Swissto12 conquering space with 3D printing
Satellite communications could be streamlined by light and inexpensive antennas that have been developed by SWISSto12. This EPFL spin-off has just signed a major contract with the European Space Agency to develop its metal-plated polymer design.
It’s no secret: when it comes to space launches, less mass generally translates into lower cost. It is no surprise, then, that the antennas developed by SWISSto12, a start-up housed at EPFL’s Innovation Park, have attracted the attention of the European Space Agency (ESA). SWISSto12’s antennas are ten times lighter and significantly less expensive than the metal antennas currently in use.
The non-stop growth in data transfer – driven by TVs, telephones, surveillance, GPS and the internet – requires ever-more bandwidth in satellite communications. To expand this capacity, increasingly high wave frequencies are being used: the microwave threshold has been crossed. Yet high frequencies become more and more difficult to control, and this is where the quality and shape of antennas play a crucial role.
The ground-breaking system developed by SWISSto12 can take many forms. It looks like a plastic sculpture of a few tens of centimeters high with evenly spaced holes in it. It contains a network of narrow channels that is the result of an extremely precise design and production process. To achieve this level of precision, it is easier and significantly less expensive to print an object in three dimensions than it is to assemble a number of little machined parts. SWISSto12’s antennas are made with polymers and then coated in metal using a patented process. It is an entirely new approach. “When we talk to customers about our products, it’s almost as if we were talking science fiction at first. But when they see the antennas and the test results, they start to come around,” said Emile De Rijk with a laugh. De Rijk is the CEO of the company, which is collaborating with EPFL’s Laboratory of Electromagnetics and Acoustics.
Thanks to this innovation, these antennas weigh only a tenth as much as metal ones. Considering that a large geostationary satellite can carry up to 100kg of this type of equipment and that the launch cost is generally between 10,000 and 20,000 francs per kilo, the calculations are quick: remarkable cost savings are at stake. Particularly since the new technologies currently set to take over – stratospheric drones – will have the same weight concern.

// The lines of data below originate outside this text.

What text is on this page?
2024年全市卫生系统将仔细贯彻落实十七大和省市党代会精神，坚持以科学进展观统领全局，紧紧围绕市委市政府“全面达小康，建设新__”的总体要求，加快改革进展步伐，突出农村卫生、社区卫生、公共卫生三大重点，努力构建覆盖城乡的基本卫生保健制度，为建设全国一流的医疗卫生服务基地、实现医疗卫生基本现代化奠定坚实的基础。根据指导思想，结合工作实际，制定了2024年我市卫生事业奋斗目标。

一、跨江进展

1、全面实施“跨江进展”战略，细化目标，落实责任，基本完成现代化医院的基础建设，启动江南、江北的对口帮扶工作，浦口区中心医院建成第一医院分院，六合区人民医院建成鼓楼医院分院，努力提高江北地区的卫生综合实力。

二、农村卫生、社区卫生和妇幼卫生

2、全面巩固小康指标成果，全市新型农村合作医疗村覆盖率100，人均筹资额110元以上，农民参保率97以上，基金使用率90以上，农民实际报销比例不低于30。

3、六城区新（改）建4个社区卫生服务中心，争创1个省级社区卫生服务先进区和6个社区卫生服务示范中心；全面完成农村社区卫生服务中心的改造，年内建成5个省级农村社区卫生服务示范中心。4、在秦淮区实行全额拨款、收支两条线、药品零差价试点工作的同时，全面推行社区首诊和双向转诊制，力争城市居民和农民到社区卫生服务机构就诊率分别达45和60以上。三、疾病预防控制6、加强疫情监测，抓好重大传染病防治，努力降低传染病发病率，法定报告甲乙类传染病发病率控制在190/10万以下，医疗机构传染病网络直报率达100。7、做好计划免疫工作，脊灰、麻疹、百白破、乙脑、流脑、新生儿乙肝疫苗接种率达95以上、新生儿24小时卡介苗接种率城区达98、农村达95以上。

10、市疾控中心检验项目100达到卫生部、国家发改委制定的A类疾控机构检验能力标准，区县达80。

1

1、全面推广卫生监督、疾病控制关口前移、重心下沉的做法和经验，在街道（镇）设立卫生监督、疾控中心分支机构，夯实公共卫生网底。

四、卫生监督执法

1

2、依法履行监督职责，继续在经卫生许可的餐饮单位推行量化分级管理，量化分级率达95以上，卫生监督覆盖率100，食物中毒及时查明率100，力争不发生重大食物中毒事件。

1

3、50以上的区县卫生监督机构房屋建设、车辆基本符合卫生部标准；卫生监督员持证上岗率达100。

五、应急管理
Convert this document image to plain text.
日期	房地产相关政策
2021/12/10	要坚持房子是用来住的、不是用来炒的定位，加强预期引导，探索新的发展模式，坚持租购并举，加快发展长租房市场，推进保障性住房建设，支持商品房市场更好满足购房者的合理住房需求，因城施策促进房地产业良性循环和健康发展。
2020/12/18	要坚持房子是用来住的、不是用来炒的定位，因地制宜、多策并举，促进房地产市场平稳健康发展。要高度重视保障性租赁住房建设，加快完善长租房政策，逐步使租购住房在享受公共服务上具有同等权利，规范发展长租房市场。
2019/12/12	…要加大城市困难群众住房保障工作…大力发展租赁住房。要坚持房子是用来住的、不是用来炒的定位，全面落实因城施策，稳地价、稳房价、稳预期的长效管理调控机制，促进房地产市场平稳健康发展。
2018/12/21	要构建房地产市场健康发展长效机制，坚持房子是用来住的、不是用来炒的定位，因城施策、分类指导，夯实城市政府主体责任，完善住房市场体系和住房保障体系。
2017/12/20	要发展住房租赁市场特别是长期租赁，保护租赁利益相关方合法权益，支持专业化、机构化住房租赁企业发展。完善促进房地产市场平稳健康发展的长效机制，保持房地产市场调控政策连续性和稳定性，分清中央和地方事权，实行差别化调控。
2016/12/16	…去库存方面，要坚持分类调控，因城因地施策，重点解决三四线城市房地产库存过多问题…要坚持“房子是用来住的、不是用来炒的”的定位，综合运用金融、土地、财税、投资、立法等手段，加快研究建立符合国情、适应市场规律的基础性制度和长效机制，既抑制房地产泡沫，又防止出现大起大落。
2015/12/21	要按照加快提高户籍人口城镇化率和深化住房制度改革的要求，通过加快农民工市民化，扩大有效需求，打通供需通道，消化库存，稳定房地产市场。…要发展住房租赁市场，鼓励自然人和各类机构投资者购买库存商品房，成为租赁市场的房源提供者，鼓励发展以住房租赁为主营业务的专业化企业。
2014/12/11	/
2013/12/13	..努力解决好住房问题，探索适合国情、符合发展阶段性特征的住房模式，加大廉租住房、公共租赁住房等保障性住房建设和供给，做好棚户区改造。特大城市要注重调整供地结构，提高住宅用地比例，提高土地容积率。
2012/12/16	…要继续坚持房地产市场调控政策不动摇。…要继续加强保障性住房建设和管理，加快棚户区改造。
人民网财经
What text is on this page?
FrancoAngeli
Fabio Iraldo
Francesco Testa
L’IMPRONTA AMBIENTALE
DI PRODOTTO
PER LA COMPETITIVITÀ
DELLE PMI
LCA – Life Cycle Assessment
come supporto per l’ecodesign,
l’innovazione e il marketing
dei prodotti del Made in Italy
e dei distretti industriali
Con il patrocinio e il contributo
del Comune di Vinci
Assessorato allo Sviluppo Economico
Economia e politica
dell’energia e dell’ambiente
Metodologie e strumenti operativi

This contract is part of an ESA programme aimed at developing high-tech products for space that could also have commercial uses, especially in the connectivity-on-the-move market. This contract is the ESA’s first in this area and has the support of the Swiss Space Office (the Swiss delegation to the ESA). The eventual goal is to contribute to high-speed internet solutions via satellite that will allow passengers using various modes of transport – planes, trains, automobiles and boats – to have better internet access during their travels.
Airplanes will save on kerosene
Thanks to their precision and design, high-frequency antennas could even reduce the size of the domes above the airplane fuselage. “Improved aerodynamics also mean saving on kerosene,” said De Rijk.
The start-up, founded four years ago, recently became a member of the Swiss Space Center in order to encourage synergies with the Swiss space community. It is now planning a new round of fund-raising.